Die Bodenkultur - Journal for Land Management, Food and Environment
Bernhard E. Splechtna, Monika Kriechbaum:
After the big success of the term biodiversity, a new buzzword is on its march across the globe: Biocultural Diversity.
The concept of biocultural diversity covers the complex correlations and interactions between nature and culture and their connection to nature conservation and social and economic development. During the past decade, the relationship between biological and cultural diversity has received increased attention in academic as well as political circles.
Within the last year no less than five international conferences have been dedicated to biocultural diversity. The special topic of this volume is dedicated to the conference “Preservation of Biocultural Diversity – a Global Issue” held on May 6–8, 2008 at the University of Natural Resource Management and Applied Life Sciences, Vienna (BOKU University, Vienna). The conference was organized by the Centre of Nature Conservation and Environmental Studies and co-sponsored by the Austrian Federal Ministry of Science and Research and by the Japan Foundation.
Initial point for this conference was the establishment of the Satoyama – BOKU Platform for Nature Conservation and Biodiversity Research. Satoyama is a popular Japanese word describing the traditional cultural landscape of Japan. Literally translated as village and mountain, it describes the unity of nature and culture, the resulting diversity and its value for life quality – the concept of biocultural diversity.
A special focus of the conference, therefore, was on Satoyama research.
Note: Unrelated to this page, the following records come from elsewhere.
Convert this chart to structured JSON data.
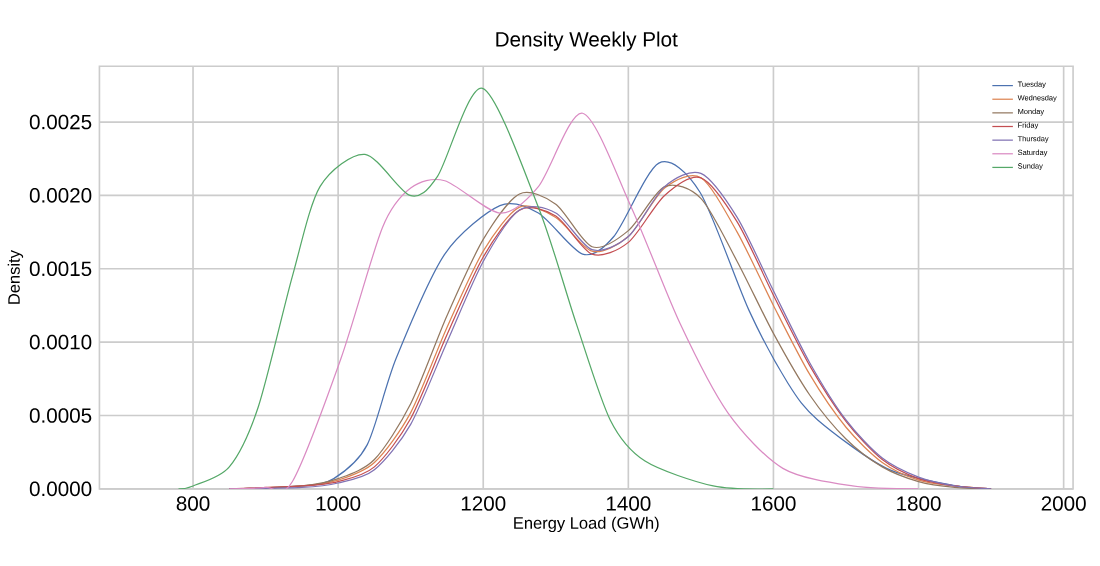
{
  "chart_data": {
    "type": "line",
    "title": "Density Weekly Plot",
    "xlabel": "Energy Load (GWh)",
    "ylabel": "Density",
    "xlim": [
      671,
      2013
    ],
    "ylim": [
      0,
      0.00288
    ],
    "xticks": [
      800,
      1000,
      1200,
      1400,
      1600,
      1800,
      2000
    ],
    "yticks": [
      {
        "value": 0,
        "label": "0.0000"
      },
      {
        "value": 0.0005,
        "label": "0.0005"
      },
      {
        "value": 0.001,
        "label": "0.0010"
      },
      {
        "value": 0.0015,
        "label": "0.0015"
      },
      {
        "value": 0.002,
        "label": "0.0020"
      },
      {
        "value": 0.0025,
        "label": "0.0025"
      }
    ],
    "grid": true,
    "legend": "top right",
    "marker": "none",
    "line_style": "solid",
    "x": [
      850,
      950,
      1000,
      1050,
      1100,
      1150,
      1200,
      1250,
      1300,
      1350,
      1400,
      1450,
      1500,
      1550,
      1600,
      1650,
      1700,
      1750,
      1800,
      1850,
      1900
    ],
    "series": [
      {
        "name": "Tuesday",
        "color": "#4c72b0",
        "x": [
          850,
          950,
          994,
          1040,
          1080,
          1147,
          1223,
          1276,
          1337,
          1380,
          1442,
          1499,
          1566,
          1620,
          1661,
          1756,
          1852,
          1900
        ],
        "values": [
          0,
          2e-05,
          7e-05,
          0.0003,
          0.00089,
          0.0016,
          0.00193,
          0.00188,
          0.0016,
          0.00172,
          0.00222,
          0.00202,
          0.00122,
          0.00072,
          0.00047,
          0.00014,
          2e-05,
          0
        ]
      },
      {
        "name": "Wednesday",
        "color": "#dd8452",
        "values": [
          0,
          2e-05,
          6e-05,
          0.00018,
          0.00052,
          0.0011,
          0.00162,
          0.00192,
          0.00185,
          0.00162,
          0.00172,
          0.00205,
          0.00212,
          0.00175,
          0.00125,
          0.00078,
          0.00042,
          0.00018,
          6e-05,
          2e-05,
          0
        ]
      },
      {
        "name": "Monday",
        "color": "#937860",
        "values": [
          0,
          2e-05,
          7e-05,
          0.0002,
          0.00058,
          0.00118,
          0.0017,
          0.00201,
          0.00194,
          0.00165,
          0.00176,
          0.00206,
          0.00198,
          0.00155,
          0.00106,
          0.00064,
          0.00034,
          0.00015,
          5e-05,
          1e-05,
          0
        ]
      },
      {
        "name": "Friday",
        "color": "#c44e52",
        "values": [
          0,
          2e-05,
          5e-05,
          0.00015,
          0.00048,
          0.00105,
          0.00158,
          0.0019,
          0.00186,
          0.0016,
          0.00168,
          0.002,
          0.00212,
          0.00182,
          0.00132,
          0.00084,
          0.00046,
          0.0002,
          7e-05,
          2e-05,
          0
        ]
      },
      {
        "name": "Thursday",
        "color": "#8172b3",
        "values": [
          0,
          1e-05,
          4e-05,
          0.00013,
          0.00044,
          0.001,
          0.00155,
          0.0019,
          0.00188,
          0.00163,
          0.00172,
          0.00206,
          0.00215,
          0.00185,
          0.00135,
          0.00086,
          0.00047,
          0.00021,
          8e-05,
          2e-05,
          0
        ]
      },
      {
        "name": "Saturday",
        "color": "#da8bc3",
        "x": [
          850,
          900,
          937,
          1004,
          1061,
          1100,
          1147,
          1223,
          1276,
          1337,
          1404,
          1471,
          1537,
          1613,
          1709,
          1800
        ],
        "values": [
          0,
          1e-05,
          5e-05,
          0.00089,
          0.00178,
          0.00205,
          0.0021,
          0.00188,
          0.00206,
          0.00256,
          0.00192,
          0.00113,
          0.00052,
          0.00014,
          2e-05,
          0
        ]
      },
      {
        "name": "Sunday",
        "color": "#55a868",
        "x": [
          780,
          800,
          850,
          890,
          937,
          975,
          1037,
          1099,
          1137,
          1199,
          1276,
          1328,
          1375,
          1423,
          1517,
          1600
        ],
        "values": [
          0,
          2e-05,
          0.00015,
          0.00056,
          0.00145,
          0.00206,
          0.00228,
          0.002,
          0.00213,
          0.00273,
          0.00192,
          0.00113,
          0.00047,
          0.00019,
          2e-05,
          0
        ]
      }
    ]
  }
}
However, the conference added not only a Japanese, but also a Central European perspective to the international discussion.
The aims of this conference were:
• to emphasize that biocultural diversity is a thriving and challenging field of research
• to discuss approaches and share ideas on how to preserve biocultural diversity
• to exchange experiences made with activities and projects that have been designed not only to preserve the biocultural diversity of a region, but to learn from traditional ways of life and adapt them to the necessities of today and the future.
After explaining and analyzing the threats to biocultural diversity, the focus of the conference lay on concepts and tools for adaptive conservation of biocultural diversity. A few selected papers are published in this volume, which cover the conceptual framework of the conference. Reports of applied projects in different parts of the world are available in the conference proceedings, which can be ordered at the Centre for Environmental Studies and Nature Conservation.
Vienna, March 2009
Bernhard E. Splechtna, Monika Kriechbaum
Centre for Environmental Studies and Nature Conservation,
Department of Integrative Biology and Biodiversity Research,
University of Natural Resources and Applied Life Sciences, Vienna.